Branca tropeçou ao chegar em seu quarto, mas conseguiu pegar o livro no chão. No alto de uma lareira, oposta à parede com a estante de livros, estava uma espada prateada pendurada. O punho era vermelho, com detalhes em pretos de flores, que tinham seus caules esculpidos na lâmina. Era bonito, mas não tinha-se tempo para admirá-lo. Podia ouvir Endívia chamando guardas para pegarem a "desordeira e traidora".
A espada era pesada, mas com a bainha presa à cintura de Branca ela teria que suportar. Saiu do quarto e viu 10 guardas apontando para ela. "Para quê apontar e me encarar, venham logo!", virou para o lado oposto e se deparou com uma única janela.
- Merda! - Olhou para trás e os guardas já tinham tomado uma decisão de correrem atrás dela. - Merda, merda, merda!! - Ela subiu na beirada da janela e olhou para baixo. Era uma torre alta, e qualquer erro poderia simplesmente matá-la. O mesmo menino passava lentamente puxando a carroça de feno, ajudando seu velho avó.
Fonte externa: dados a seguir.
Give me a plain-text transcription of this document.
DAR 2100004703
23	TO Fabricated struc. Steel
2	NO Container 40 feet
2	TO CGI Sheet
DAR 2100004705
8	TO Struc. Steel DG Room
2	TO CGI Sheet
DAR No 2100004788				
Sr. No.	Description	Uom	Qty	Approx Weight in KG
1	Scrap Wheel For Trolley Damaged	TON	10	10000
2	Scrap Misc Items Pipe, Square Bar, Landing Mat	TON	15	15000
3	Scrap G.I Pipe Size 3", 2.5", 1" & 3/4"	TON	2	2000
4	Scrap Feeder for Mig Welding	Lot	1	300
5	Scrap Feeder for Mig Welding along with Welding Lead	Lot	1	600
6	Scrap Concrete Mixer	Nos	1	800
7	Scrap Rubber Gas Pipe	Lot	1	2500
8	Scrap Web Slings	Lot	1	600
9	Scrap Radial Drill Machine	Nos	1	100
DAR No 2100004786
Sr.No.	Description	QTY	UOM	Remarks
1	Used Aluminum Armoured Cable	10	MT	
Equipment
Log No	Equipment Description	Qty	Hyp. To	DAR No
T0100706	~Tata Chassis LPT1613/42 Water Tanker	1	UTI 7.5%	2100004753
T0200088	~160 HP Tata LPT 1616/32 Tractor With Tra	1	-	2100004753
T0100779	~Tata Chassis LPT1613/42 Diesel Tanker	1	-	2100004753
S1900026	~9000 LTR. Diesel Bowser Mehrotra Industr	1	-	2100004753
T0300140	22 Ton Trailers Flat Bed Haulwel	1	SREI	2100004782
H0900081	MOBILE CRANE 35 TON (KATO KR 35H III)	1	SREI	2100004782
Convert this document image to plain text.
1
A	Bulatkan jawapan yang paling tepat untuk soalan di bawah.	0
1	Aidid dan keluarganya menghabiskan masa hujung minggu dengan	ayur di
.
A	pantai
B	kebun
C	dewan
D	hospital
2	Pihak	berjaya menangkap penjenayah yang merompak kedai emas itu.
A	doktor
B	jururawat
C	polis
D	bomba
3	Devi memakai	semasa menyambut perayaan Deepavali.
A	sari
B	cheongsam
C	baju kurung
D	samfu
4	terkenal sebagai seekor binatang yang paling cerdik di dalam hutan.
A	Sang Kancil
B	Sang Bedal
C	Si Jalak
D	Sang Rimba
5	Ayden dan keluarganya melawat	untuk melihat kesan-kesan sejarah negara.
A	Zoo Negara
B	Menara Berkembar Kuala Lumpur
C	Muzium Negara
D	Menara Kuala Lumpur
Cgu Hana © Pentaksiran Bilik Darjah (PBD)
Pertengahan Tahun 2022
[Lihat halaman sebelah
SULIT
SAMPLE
Se atirou. Com um grito de desespero, implorava para ter calculado bem.
- O QUE É ISSO?! - O menino gritou ao ouvir o baque e sentir o peso de uma pessoa caindo dentro de sua carroça. A cena de uma menina com cabelos longos, negros e ondulados, vestido azul e uma bainha com uma bela espada na cintura, segurando um livro não era normal para ele.
- Desculpem-me. - Ela saltou da carroça e continuou correndo. Tropeçava no vestido e nas sapatilhas, então livrou-se delas. A dor das pedras sob seus pés era imensa, mas dava um ar de liberdade, mesmo imperceptível no meio do pânico.
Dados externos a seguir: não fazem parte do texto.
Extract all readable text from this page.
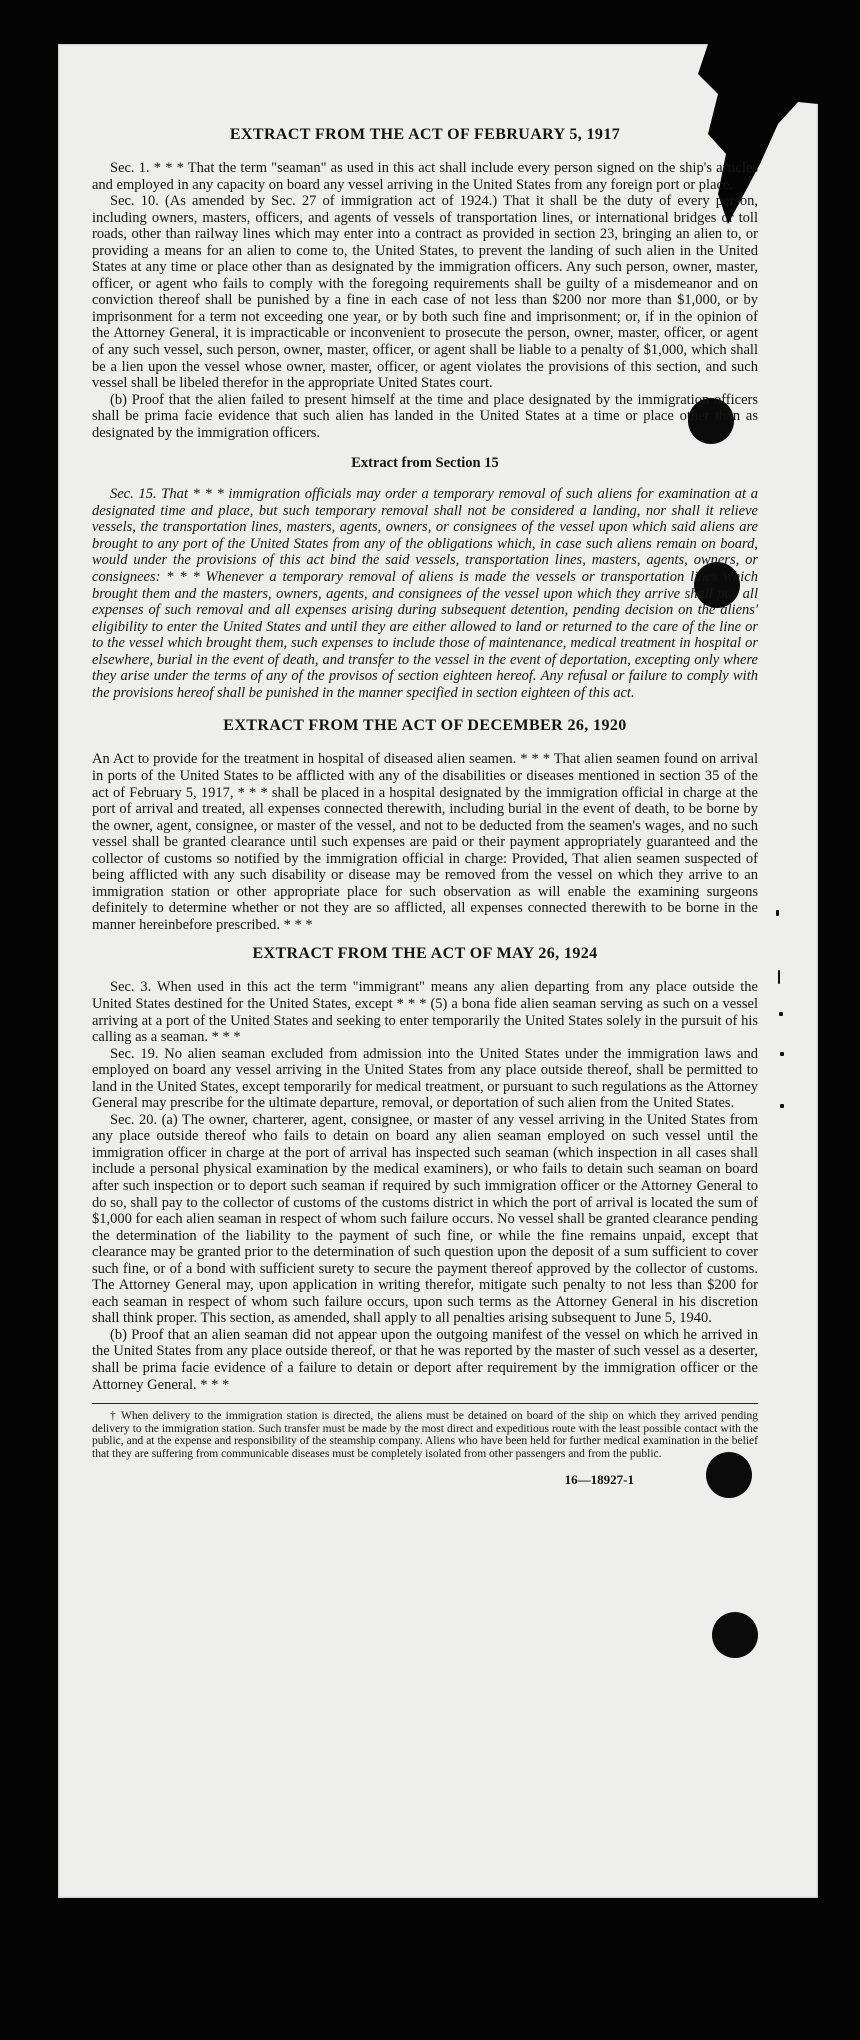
EXTRACT FROM THE ACT OF FEBRUARY 5, 1917

Sec. 1. * * * That the term "seaman" as used in this act shall include every person signed on the ship's articles and employed in any capacity on board any vessel arriving in the United States from any foreign port or place.

Sec. 10. (As amended by Sec. 27 of immigration act of 1924.) That it shall be the duty of every person, including owners, masters, officers, and agents of vessels of transportation lines, or international bridges or toll roads, other than railway lines which may enter into a contract as provided in section 23, bringing an alien to, or providing a means for an alien to come to, the United States, to prevent the landing of such alien in the United States at any time or place other than as designated by the immigration officers. Any such person, owner, master, officer, or agent who fails to comply with the foregoing requirements shall be guilty of a misdemeanor and on conviction thereof shall be punished by a fine in each case of not less than $200 nor more than $1,000, or by imprisonment for a term not exceeding one year, or by both such fine and imprisonment; or, if in the opinion of the Attorney General, it is impracticable or inconvenient to prosecute the person, owner, master, officer, or agent of any such vessel, such person, owner, master, officer, or agent shall be liable to a penalty of $1,000, which shall be a lien upon the vessel whose owner, master, officer, or agent violates the provisions of this section, and such vessel shall be libeled therefor in the appropriate United States court.

(b) Proof that the alien failed to present himself at the time and place designated by the immigration officers shall be prima facie evidence that such alien has landed in the United States at a time or place other than as designated by the immigration officers.

Extract from Section 15

Sec. 15. That * * * immigration officials may order a temporary removal of such aliens for examination at a designated time and place, but such temporary removal shall not be considered a landing, nor shall it relieve vessels, the transportation lines, masters, agents, owners, or consignees of the vessel upon which said aliens are brought to any port of the United States from any of the obligations which, in case such aliens remain on board, would under the provisions of this act bind the said vessels, transportation lines, masters, agents, owners, or consignees: * * * Whenever a temporary removal of aliens is made the vessels or transportation lines which brought them and the masters, owners, agents, and consignees of the vessel upon which they arrive shall pay all expenses of such removal and all expenses arising during subsequent detention, pending decision on the aliens' eligibility to enter the United States and until they are either allowed to land or returned to the care of the line or to the vessel which brought them, such expenses to include those of maintenance, medical treatment in hospital or elsewhere, burial in the event of death, and transfer to the vessel in the event of deportation, excepting only where they arise under the terms of any of the provisos of section eighteen hereof. Any refusal or failure to comply with the provisions hereof shall be punished in the manner specified in section eighteen of this act.

EXTRACT FROM THE ACT OF DECEMBER 26, 1920

An Act to provide for the treatment in hospital of diseased alien seamen. * * * That alien seamen found on arrival in ports of the United States to be afflicted with any of the disabilities or diseases mentioned in section 35 of the act of February 5, 1917, * * * shall be placed in a hospital designated by the immigration official in charge at the port of arrival and treated, all expenses connected therewith, including burial in the event of death, to be borne by the owner, agent, consignee, or master of the vessel, and not to be deducted from the seamen's wages, and no such vessel shall be granted clearance until such expenses are paid or their payment appropriately guaranteed and the collector of customs so notified by the immigration official in charge: Provided, That alien seamen suspected of being afflicted with any such disability or disease may be removed from the vessel on which they arrive to an immigration station or other appropriate place for such observation as will enable the examining surgeons definitely to determine whether or not they are so afflicted, all expenses connected therewith to be borne in the manner hereinbefore prescribed. * * *

EXTRACT FROM THE ACT OF MAY 26, 1924

Sec. 3. When used in this act the term "immigrant" means any alien departing from any place outside the United States destined for the United States, except * * * (5) a bona fide alien seaman serving as such on a vessel arriving at a port of the United States and seeking to enter temporarily the United States solely in the pursuit of his calling as a seaman. * * *

Sec. 19. No alien seaman excluded from admission into the United States under the immigration laws and employed on board any vessel arriving in the United States from any place outside thereof, shall be permitted to land in the United States, except temporarily for medical treatment, or pursuant to such regulations as the Attorney General may prescribe for the ultimate departure, removal, or deportation of such alien from the United States.

Sec. 20. (a) The owner, charterer, agent, consignee, or master of any vessel arriving in the United States from any place outside thereof who fails to detain on board any alien seaman employed on such vessel until the immigration officer in charge at the port of arrival has inspected such seaman (which inspection in all cases shall include a personal physical examination by the medical examiners), or who fails to detain such seaman on board after such inspection or to deport such seaman if required by such immigration officer or the Attorney General to do so, shall pay to the collector of customs of the customs district in which the port of arrival is located the sum of $1,000 for each alien seaman in respect of whom such failure occurs. No vessel shall be granted clearance pending the determination of the liability to the payment of such fine, or while the fine remains unpaid, except that clearance may be granted prior to the determination of such question upon the deposit of a sum sufficient to cover such fine, or of a bond with sufficient surety to secure the payment thereof approved by the collector of customs. The Attorney General may, upon application in writing therefor, mitigate such penalty to not less than $200 for each seaman in respect of whom such failure occurs, upon such terms as the Attorney General in his discretion shall think proper. This section, as amended, shall apply to all penalties arising subsequent to June 5, 1940.

(b) Proof that an alien seaman did not appear upon the outgoing manifest of the vessel on which he arrived in the United States from any place outside thereof, or that he was reported by the master of such vessel as a deserter, shall be prima facie evidence of a failure to detain or deport after requirement by the immigration officer or the Attorney General. * * *

† When delivery to the immigration station is directed, the aliens must be detained on board of the ship on which they arrived pending delivery to the immigration station. Such transfer must be made by the most direct and expeditious route with the least possible contact with the public, and at the expense and responsibility of the steamship company. Aliens who have been held for further medical examination in the belief that they are suffering from communicable diseases must be completely isolated from other passengers and from the public.

16—18927-1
A sua frente o portão. Os muros do castelo estavam armados com arqueiros, que apontavam para ela, e esperavam pelo comando de ataque.
- PAREM, SEUS MARICAS! A RAINHA PRECISA DELA VIVA, TRAGAM-NA VIVA! - Um guarda gritou para os arqueiros enquanto o portão se fechava.
- Merda, merda...! - Ela mordeu o lábio inferior e desviou para a esquerda. Para onde iria? Como iria? Não sabia, ela precisava se esconder.
Entrou em um beco e pressionou as costas na parede, escondida no escuro. Os guardas passaram correndo e gritando "por ali", enquanto Branca sentia seu coração aos pulos. Esperou todos passarem e adentrou mais no beco, batendo na porta de uma casa escondida pelos muros.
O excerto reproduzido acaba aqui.